As Amends the Law Today


SECTION 1.
 The Legislature finds and declares the following:
(a) From 1993 through 2000, Industrial Welfare Commission Wage Orders 4 and 5 contained special meal period waiver rules for employees in the health care industry. Employees were allowed to waive voluntarily one of the two meal periods on shifts exceeding 12 hours. On June 30, 2000, the Industrial Welfare Commission adopted regulations allowing those rules to continue in place. Since that time, employees in the health care industry and their employers have relied on those rules to allow employees to waive voluntarily one of their two meal periods on shifts exceeding 12 hours.
(b) Given the uncertainty caused by a recent appellate court decision, Gerard v.
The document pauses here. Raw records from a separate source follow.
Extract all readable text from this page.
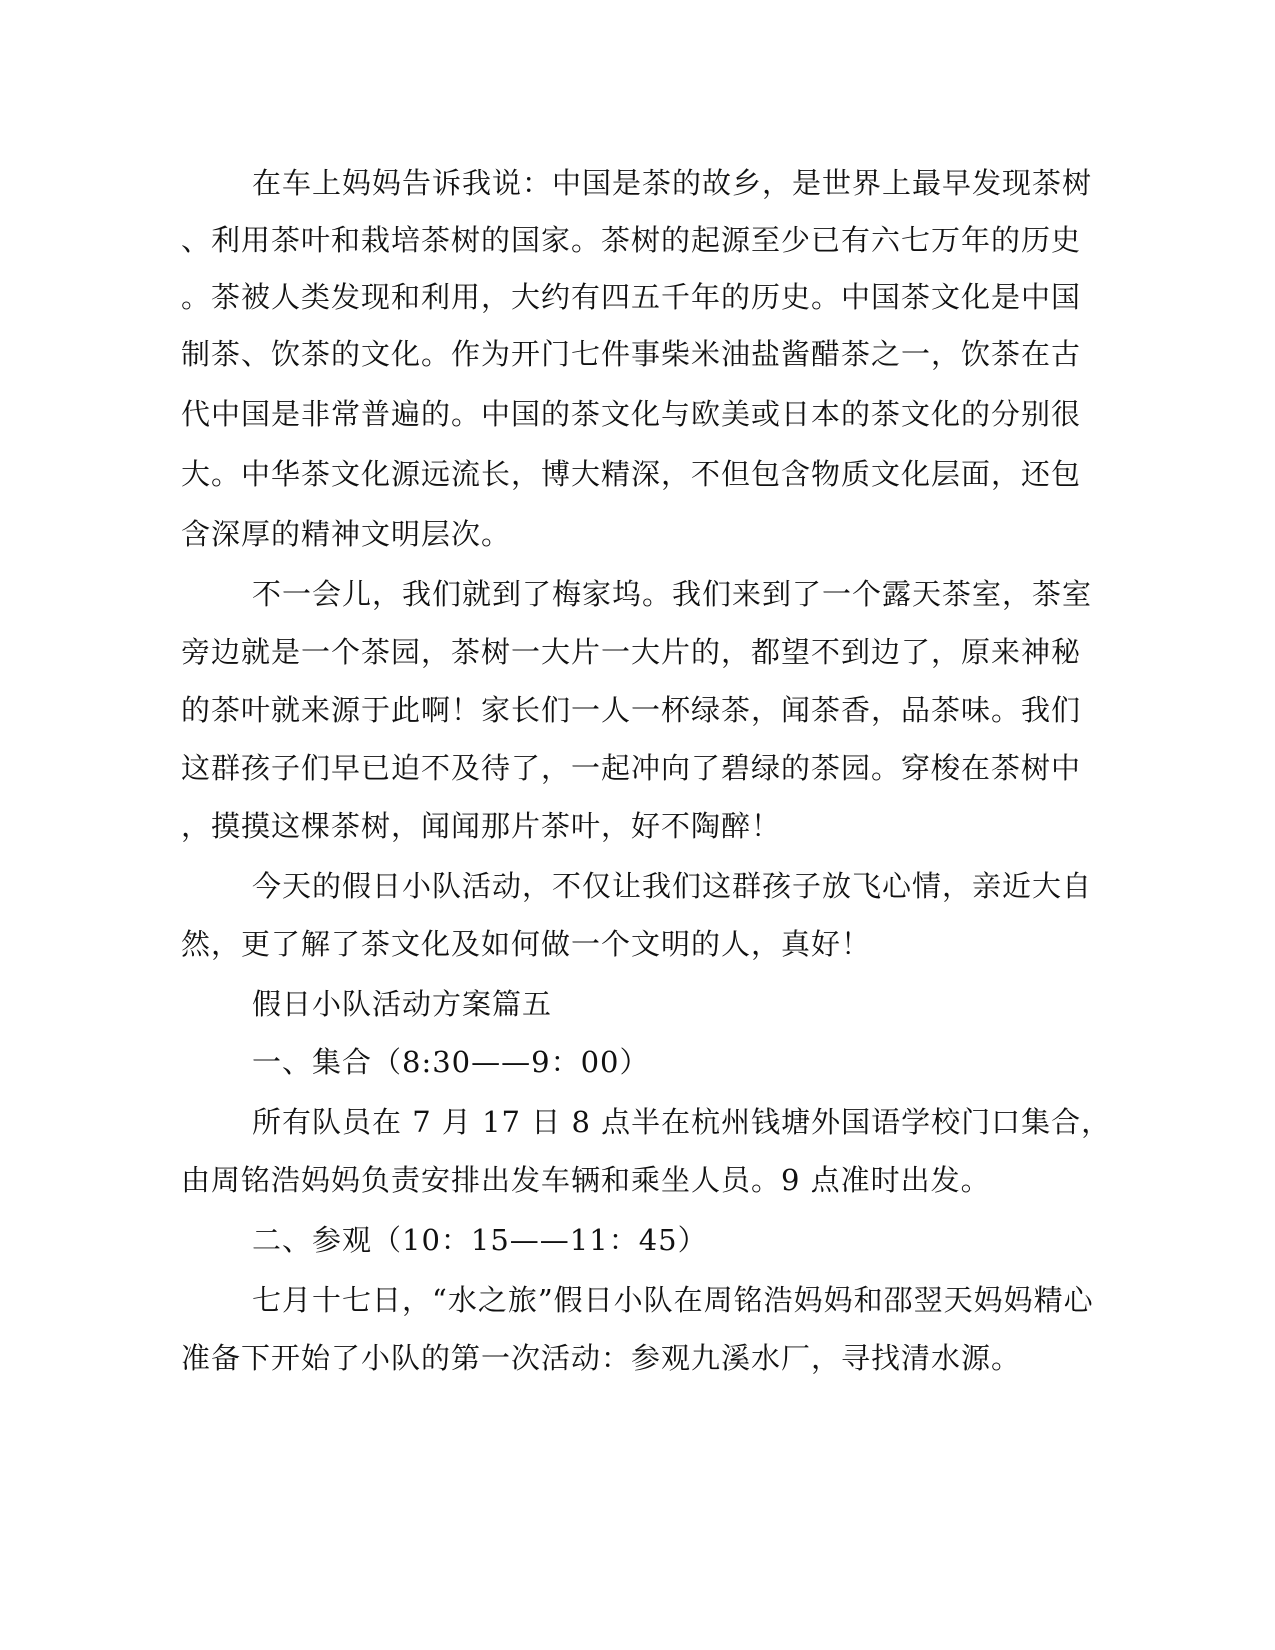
在车上妈妈告诉我说：中国是茶的故乡，是世界上最早发现茶树
、利用茶叶和栽培茶树的国家。茶树的起源至少已有六七万年的历史
。茶被人类发现和利用，大约有四五千年的历史。中国茶文化是中国
制茶、饮茶的文化。作为开门七件事柴米油盐酱醋茶之一，饮茶在古
代中国是非常普遍的。中国的茶文化与欧美或日本的茶文化的分别很
大。中华茶文化源远流长，博大精深，不但包含物质文化层面，还包
含深厚的精神文明层次。
不一会儿，我们就到了梅家坞。我们来到了一个露天茶室，茶室
旁边就是一个茶园，茶树一大片一大片的，都望不到边了，原来神秘
的茶叶就来源于此啊！家长们一人一杯绿茶，闻茶香，品茶味。我们
这群孩子们早已迫不及待了，一起冲向了碧绿的茶园。穿梭在茶树中
，摸摸这棵茶树，闻闻那片茶叶，好不陶醉！
今天的假日小队活动，不仅让我们这群孩子放飞心情，亲近大自
然，更了解了茶文化及如何做一个文明的人，真好！
假日小队活动方案篇五
一、集合（8:30——9：00）
所有队员在 7 月 17 日 8 点半在杭州钱塘外国语学校门口集合，
由周铭浩妈妈负责安排出发车辆和乘坐人员。9 点准时出发。
二、参观（10：15——11：45）
七月十七日，“水之旅”假日小队在周铭浩妈妈和邵翌天妈妈精心
准备下开始了小队的第一次活动：参观九溪水厂，寻找清水源。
Orange Coast Memorial Medical Center (2015) 234 Cal.App.4th 285, without immediate clarification, hospitals will alter scheduling practices.

SEC. 2.

 Section 516 of the Labor Code is amended to read:

516.
 (a) Except as provided in Section 512, the Industrial Welfare Commission may adopt or amend working condition orders with respect to break periods, meal periods, and days of rest for any workers in California consistent with the health and welfare of those workers.
(b) Notwithstanding subdivision (a), or any other law, including Section 512, the health care employee meal period waiver provisions in Section 11(D) of Industrial Welfare Commission Wage Orders 4 and 5 were valid and enforceable on and after October 1, 2000, and continue to be valid and enforceable. This subdivision is declarative of, and clarifies, existing law.
SEC. 3.
 This act is an urgency statute necessary for the immediate preservation of the public peace, health, or safety within the meaning of Article IV of the Constitution and shall go into immediate effect. The facts constituting the necessity are:
In order to confirm and clarify the law applicable to meal period waivers for employees in the health care industry throughout the state, it is necessary that this act take effect immediately.